An old friend of mine died recently. Annette’s death was sudden and unexpected, an immeasurable loss that no one who knew her was prepared to face. She was one of the most giving, selfless people I’ve had the pleasure to know, who never failed to offer words of encouragement to anyone who needed them. She was never afraid to stand up for herself or give someone an honest opinion, even if she knew they wouldn’t like it.
Mainstream media outlets have published several articles recently offering tips, and even step-by-step instructions, on how to make friends. People hire friendship coaches to help them figure out how to start conversations at social gatherings. If you type “making friends” into the search bar on YouTube you get several hundred results.
You can also download free friend-making apps to your phone. Applications like Bumble, Friended, and Wink help users meet likeminded people, and guide them through potentially awkward social situations.
Maybe the reason all this is necessary has something to do with COVID-19. Or perhaps it’s because most people younger than 40 grew up interacting with other human beings online rather than in person. It could also be due to the fact that contemporary American culture values individualism so strongly, effectively causing many of us to compartmentalize our lives whether we mean to or not.
Annette and I met at a party when we were in our mid-twenties. She had recently started dating a college friend of my soon-to-be-husband’s and mine. On a warm spring afternoon a few weeks later, we invited them to our apartment.

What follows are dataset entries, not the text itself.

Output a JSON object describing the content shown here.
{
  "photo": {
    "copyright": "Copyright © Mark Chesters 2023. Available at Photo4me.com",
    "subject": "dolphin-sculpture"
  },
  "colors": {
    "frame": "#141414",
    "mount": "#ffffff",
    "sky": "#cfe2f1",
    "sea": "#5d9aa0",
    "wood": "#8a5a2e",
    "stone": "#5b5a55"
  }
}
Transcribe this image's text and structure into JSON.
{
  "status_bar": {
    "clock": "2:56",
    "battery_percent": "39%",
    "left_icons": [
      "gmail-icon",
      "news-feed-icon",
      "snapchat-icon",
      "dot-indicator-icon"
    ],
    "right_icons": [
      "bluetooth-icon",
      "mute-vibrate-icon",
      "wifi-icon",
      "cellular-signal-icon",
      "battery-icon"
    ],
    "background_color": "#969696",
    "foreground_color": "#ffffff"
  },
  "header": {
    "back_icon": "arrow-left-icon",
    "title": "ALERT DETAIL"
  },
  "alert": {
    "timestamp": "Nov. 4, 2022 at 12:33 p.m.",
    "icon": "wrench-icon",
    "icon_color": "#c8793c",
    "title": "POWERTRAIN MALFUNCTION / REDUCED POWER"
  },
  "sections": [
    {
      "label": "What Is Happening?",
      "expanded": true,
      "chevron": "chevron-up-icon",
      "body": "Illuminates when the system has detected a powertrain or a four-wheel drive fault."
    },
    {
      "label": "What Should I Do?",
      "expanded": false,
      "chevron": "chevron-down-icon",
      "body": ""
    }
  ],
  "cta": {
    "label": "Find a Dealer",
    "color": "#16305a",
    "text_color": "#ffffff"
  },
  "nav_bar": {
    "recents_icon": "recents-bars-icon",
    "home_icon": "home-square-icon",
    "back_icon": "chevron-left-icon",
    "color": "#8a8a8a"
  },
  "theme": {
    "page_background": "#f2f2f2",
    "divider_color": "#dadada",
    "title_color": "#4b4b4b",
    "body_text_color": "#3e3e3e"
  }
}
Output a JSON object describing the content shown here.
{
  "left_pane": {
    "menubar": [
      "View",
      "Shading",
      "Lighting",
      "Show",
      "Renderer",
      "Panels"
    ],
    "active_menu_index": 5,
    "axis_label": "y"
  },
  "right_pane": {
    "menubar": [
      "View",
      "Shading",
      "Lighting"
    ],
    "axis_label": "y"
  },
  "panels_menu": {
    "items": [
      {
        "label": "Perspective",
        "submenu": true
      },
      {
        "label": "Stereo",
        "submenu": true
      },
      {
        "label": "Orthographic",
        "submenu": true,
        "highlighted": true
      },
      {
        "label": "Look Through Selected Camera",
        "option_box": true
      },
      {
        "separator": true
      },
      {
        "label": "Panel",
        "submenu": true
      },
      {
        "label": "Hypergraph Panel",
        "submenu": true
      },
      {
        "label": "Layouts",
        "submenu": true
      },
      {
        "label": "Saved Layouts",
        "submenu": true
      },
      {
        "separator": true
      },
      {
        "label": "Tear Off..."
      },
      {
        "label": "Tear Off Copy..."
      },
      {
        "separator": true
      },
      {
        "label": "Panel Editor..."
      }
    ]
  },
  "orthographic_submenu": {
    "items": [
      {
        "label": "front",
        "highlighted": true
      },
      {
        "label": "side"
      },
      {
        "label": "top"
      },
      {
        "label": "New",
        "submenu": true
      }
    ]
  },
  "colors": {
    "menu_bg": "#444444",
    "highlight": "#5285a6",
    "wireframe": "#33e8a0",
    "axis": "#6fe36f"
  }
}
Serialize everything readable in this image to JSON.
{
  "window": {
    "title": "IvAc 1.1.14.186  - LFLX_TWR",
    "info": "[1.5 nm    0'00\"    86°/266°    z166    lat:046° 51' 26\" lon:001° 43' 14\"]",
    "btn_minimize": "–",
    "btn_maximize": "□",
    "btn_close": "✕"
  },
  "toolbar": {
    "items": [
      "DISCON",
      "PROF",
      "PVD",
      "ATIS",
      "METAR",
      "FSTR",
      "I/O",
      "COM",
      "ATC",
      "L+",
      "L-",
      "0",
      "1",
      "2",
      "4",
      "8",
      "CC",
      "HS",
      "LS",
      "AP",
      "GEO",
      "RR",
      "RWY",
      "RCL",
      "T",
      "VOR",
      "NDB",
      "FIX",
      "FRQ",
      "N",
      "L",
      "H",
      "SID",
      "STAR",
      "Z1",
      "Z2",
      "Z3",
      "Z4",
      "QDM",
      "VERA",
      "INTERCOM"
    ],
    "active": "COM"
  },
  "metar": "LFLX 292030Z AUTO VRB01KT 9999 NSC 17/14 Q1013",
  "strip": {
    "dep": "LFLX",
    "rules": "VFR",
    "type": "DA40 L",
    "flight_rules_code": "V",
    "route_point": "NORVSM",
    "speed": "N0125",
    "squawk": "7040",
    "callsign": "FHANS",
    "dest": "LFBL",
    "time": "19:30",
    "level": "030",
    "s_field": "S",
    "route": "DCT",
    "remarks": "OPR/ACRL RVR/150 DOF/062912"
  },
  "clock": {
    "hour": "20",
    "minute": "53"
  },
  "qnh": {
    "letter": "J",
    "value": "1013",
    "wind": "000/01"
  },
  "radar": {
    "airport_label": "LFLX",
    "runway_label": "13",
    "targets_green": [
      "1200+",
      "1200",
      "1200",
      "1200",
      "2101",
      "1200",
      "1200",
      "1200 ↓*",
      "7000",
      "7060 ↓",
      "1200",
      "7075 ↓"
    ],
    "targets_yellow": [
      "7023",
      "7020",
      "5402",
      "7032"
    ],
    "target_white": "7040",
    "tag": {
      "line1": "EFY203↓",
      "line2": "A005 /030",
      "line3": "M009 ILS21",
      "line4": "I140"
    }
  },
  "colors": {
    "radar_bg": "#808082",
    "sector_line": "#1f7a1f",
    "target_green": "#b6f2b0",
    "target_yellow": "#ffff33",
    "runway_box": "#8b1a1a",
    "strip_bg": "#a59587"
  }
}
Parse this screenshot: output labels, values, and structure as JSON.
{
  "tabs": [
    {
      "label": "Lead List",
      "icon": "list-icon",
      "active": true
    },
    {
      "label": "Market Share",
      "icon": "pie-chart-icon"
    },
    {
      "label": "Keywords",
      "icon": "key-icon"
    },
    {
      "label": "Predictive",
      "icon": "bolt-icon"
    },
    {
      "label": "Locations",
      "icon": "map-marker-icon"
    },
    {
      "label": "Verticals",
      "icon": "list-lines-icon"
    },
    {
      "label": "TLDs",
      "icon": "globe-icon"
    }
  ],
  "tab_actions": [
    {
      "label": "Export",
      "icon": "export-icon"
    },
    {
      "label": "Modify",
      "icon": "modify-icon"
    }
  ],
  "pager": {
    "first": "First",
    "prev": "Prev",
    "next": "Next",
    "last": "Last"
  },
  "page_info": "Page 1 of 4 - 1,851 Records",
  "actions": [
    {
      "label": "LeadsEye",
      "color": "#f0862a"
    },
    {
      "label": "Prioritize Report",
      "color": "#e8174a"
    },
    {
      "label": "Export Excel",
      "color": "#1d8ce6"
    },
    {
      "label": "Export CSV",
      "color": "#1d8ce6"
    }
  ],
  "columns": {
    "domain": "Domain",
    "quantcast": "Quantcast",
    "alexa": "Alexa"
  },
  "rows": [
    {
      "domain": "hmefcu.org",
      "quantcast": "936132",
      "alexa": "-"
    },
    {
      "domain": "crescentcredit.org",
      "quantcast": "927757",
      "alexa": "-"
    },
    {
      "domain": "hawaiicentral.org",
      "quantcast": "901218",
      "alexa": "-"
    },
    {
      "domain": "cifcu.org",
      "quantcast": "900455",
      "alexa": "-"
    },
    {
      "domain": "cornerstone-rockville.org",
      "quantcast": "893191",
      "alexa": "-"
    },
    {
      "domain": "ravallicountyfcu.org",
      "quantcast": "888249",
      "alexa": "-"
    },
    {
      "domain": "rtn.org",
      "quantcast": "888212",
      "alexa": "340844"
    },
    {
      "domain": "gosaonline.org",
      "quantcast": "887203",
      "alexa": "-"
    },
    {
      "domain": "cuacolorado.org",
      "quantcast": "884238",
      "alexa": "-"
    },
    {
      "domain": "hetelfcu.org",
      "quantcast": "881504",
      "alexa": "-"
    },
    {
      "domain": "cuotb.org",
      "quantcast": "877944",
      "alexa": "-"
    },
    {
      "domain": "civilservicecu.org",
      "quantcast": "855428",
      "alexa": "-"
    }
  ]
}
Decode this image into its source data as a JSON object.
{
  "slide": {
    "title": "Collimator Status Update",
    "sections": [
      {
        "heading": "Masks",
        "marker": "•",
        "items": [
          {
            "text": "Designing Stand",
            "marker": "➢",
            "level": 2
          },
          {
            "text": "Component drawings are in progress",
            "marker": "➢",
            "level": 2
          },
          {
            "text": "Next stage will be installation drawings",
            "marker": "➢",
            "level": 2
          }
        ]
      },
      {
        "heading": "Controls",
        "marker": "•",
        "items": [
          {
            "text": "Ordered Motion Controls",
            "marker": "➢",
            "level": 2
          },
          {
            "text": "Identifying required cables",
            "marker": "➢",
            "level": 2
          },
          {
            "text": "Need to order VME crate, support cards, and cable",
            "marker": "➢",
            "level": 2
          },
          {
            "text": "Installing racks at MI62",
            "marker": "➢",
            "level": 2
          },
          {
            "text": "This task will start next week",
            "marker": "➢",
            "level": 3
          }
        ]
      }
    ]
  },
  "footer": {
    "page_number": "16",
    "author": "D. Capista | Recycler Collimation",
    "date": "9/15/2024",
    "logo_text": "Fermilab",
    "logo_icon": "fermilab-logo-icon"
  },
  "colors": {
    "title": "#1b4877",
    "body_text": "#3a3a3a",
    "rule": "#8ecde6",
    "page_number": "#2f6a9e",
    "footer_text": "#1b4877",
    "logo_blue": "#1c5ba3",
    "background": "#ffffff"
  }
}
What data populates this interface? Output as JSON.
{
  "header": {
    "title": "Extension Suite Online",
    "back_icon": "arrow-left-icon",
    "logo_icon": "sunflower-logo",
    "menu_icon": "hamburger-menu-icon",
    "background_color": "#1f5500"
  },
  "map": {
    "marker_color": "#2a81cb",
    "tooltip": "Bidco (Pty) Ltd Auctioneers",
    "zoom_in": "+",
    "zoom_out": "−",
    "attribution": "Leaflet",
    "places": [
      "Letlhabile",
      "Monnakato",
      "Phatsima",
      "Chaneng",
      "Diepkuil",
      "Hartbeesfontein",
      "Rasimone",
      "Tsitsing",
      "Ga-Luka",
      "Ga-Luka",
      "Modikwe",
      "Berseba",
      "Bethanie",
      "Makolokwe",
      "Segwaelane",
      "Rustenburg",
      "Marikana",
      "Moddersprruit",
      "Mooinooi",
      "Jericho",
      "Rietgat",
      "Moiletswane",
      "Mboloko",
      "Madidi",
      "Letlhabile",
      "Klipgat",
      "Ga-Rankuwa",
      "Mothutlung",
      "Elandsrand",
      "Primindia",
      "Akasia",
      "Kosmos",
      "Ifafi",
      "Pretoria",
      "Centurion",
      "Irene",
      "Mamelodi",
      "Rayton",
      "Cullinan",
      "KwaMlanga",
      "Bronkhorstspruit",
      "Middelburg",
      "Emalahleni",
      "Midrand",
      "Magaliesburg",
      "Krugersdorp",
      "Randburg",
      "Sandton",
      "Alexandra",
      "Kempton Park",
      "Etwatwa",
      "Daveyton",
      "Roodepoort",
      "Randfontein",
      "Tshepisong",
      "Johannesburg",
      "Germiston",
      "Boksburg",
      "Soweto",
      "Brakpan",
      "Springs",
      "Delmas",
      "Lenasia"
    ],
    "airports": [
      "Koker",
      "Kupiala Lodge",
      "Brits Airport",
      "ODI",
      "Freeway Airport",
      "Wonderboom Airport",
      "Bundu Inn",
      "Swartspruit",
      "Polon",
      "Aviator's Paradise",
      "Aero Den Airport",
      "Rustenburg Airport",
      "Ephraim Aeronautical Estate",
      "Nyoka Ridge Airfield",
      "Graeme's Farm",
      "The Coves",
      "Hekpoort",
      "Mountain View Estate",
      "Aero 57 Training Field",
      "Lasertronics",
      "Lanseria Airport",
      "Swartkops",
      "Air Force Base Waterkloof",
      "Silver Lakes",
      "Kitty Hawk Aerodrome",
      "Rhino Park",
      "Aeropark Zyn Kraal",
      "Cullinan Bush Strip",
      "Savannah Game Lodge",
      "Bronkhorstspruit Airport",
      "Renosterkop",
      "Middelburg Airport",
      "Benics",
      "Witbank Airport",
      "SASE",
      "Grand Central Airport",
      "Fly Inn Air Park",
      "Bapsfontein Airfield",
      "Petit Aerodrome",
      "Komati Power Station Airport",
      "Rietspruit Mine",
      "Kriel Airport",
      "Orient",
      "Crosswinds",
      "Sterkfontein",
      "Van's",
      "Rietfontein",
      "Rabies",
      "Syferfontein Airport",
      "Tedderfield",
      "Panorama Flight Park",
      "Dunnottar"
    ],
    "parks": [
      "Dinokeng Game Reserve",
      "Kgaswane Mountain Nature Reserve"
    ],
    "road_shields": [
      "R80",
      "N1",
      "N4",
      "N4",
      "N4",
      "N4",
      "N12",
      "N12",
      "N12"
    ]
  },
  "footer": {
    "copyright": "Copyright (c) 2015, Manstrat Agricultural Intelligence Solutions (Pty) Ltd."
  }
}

Annette and I dragged a pair of plastic lounge chairs onto the lawn of our building. We polished off an economy-size bottle of Black Tower riesling, got terrible sunburns, dished up dirt, and laughed all afternoon. It’s a day that stands out in my memory as one of the best. Even though it was decades ago, it seems like it could have been yesterday.
Our children grew up together. I never thought twice about digging through the drawers in Annette’s kitchen to look for a spatula or a Ziplock bag. Although we saw each other less often as we got older and busier, our families always got together around the holidays. One Christmas several years ago, Annette gave me an ornament made from a Black Tower wine label. It still makes me smile every year when I hang it on our tree.
In the days that followed Annette’s passing, I texted or called several of our mutual friends, many of them people I hadn’t seen or talked to in years. Although the reason I got in touch was to let them know what had happened, over the course of our conversations we updated one another about our lives, made lunch plans, and swapped photographs of our kids, pets, and vegetable gardens.
My husband and I stayed up half the night thumbing through old photo albums, looking for pictures to post on Annette’s memorial website. Looking at photographs of our younger selves, together with our friends, made me realize that a hole had opened up in our lives, one that used to be full the hugs, laughter, and steadfast support of people we loved. Over time, we’d become so wrapped up in our everyday existence that we had let that well run dry.
The first tip given by an article on WikiHow titled Easy Ways to Make Friends is, “Make yourself available. If you want to make friends, you first need to put yourself out there.”
Annette’s memorial service was on a Saturday. In order to attend, my husband and I had to cancel a weekend trip we’d planned to celebrate our wedding anniversary. It was disappointing, and heartbreakingly sad. But as soon as we entered the funeral home, our old friends greeted us with open arms.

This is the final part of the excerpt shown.